Utah State Senator Steve Urquhart (R-St. George) is sponsoring a bill that would amend Utah’s employment and housing antidiscrimination statutes to address discrimination on the basis of sexual orientation and gender identity. Urquhart introduced Senate Bill 262 to the Utah Senate Rules Committee on March 1, 2013. Currently, several municipalities in Utah have ordinances prohibiting employment or housing discrimination against LGBT individuals, but there is no state-wide protection against such discrimination, nor is the state’s Labor Commission empowered to investigate or remedy any such discrimination.

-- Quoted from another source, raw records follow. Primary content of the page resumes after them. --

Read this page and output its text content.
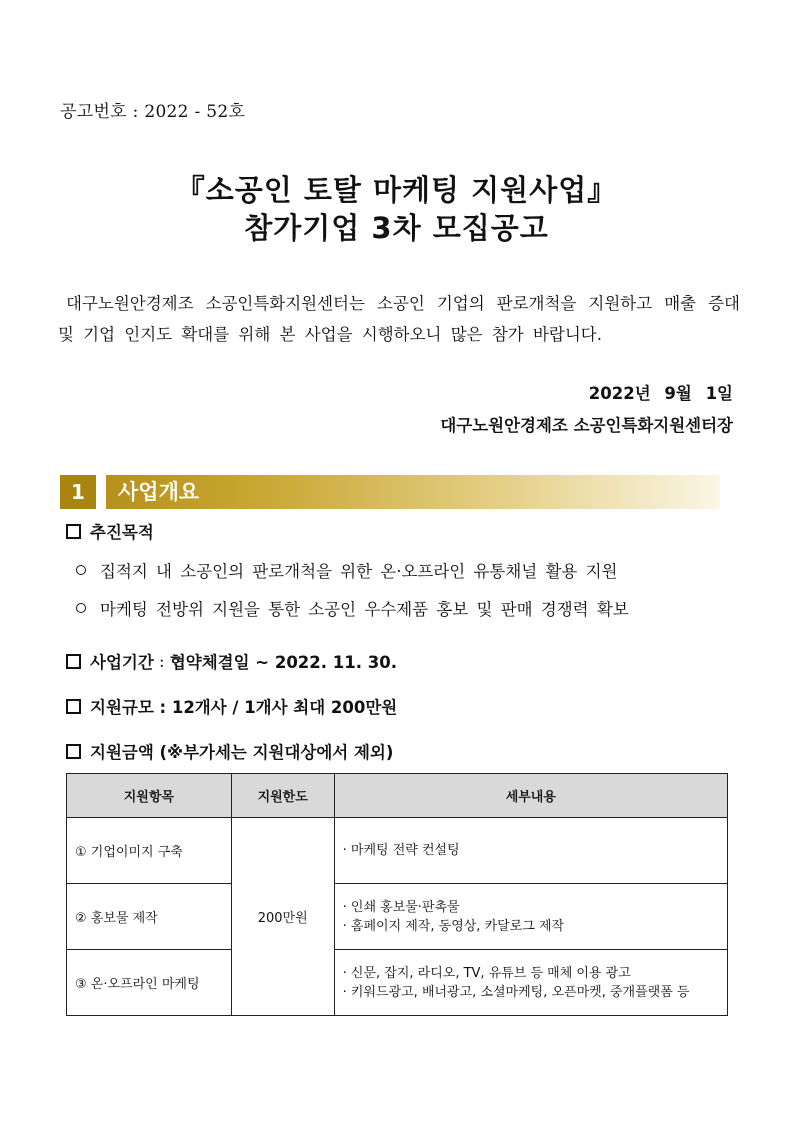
공고번호 : 2022 - 52호
『소공인 토탈 마케팅 지원사업』
참가기업 3차 모집공고

대구노원안경제조 소공인특화지원센터는 소공인 기업의 판로개척을 지원하고 매출 증대 및 기업 인지도 확대를 위해 본 사업을 시행하오니 많은 참가 바랍니다.

2022년 9월 1일
대구노원안경제조 소공인특화지원센터장
1	사업개요
추진목적
집적지 내 소공인의 판로개척을 위한 온·오프라인 유통채널 활용 지원
마케팅 전방위 지원을 통한 소공인 우수제품 홍보 및 판매 경쟁력 확보
사업기간 : 협약체결일 ~ 2022. 11. 30.
지원규모 : 12개사 / 1개사 최대 200만원
지원금액 (※부가세는 지원대상에서 제외)
지원항목	지원한도	세부내용
① 기업이미지 구축	200만원	· 마케팅 전략 컨설팅

② 홍보물 제작		· 인쇄 홍보물·판촉물
· 홈페이지 제작, 동영상, 카달로그 제작

③ 온·오프라인 마케팅		· 신문, 잡지, 라디오, TV, 유튜브 등 매체 이용 광고
· 키워드광고, 배너광고, 소셜마케팅, 오픈마켓, 중개플랫폼 등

S.B. 262 would amend the Utah Antidiscrimination Act to make it unlawful for an employer to discriminate against or harass an otherwise qualified person because of that person’s sexual orientation or gender identity. The bill defines “sexual orientation” as “an individual’s actual or perceived orientation as heterosexual, homosexual, or bisexual.” The bill defines “gender identity” as “an individual’s internal sense of gender, without regard to the individual’s designated sex at birth.” Utah’s Antidiscrimination Act applies to employers employing 15 or more employees but does not apply to religious organizations or associations. S.B. 262 would also exempt organizations “engaged in public or private expression if employing an individual would affect in a significant way the organization’s ability to advocate public or private viewpoints protected” by the First Amendment from the definition of “employer.” Thus, certain advocacy groups would not be required to employ LGBT individuals under S.B. 262 if doing so was inconsistent with their mission and would significantly affect their ability to advocate their viewpoints.

S.B. 262 also contains provisions aimed at dress codes for transgendered employees and whether an employer can require proof that an individual is legitimately seeking protection as a transgendered individual. The bill specifies that an employer may require an employee undergoing gender transition to adhere to the same dress or grooming standards for the gender to which the employee has transitioned or is transitioning. If an employer has reason to believe that an applicant’s or employee’s gender identity is not “sincerely held,” S.B. 262 specifies that the employer may require the person to provide evidence of his or her gender identity, such as medical or counseling records. With respect to restroom use at the workplace, S.B. 262 provides that the employer must provide access to a restroom that is consistent with the employee’s gender identity, though an employee undergoing gender transition has the burden to provide notice to the employer of his or her gender transition in order to receive protection under this provision.

S.B. 262 also empowers the Utah Antidiscrimination and Labor Division to investigate and address violations of the Utah Antidiscrimination Act based on sexual orientation or gender identity. 

Whether or not S.B. 262 will make it out of committee and eventually become law remains to be seen.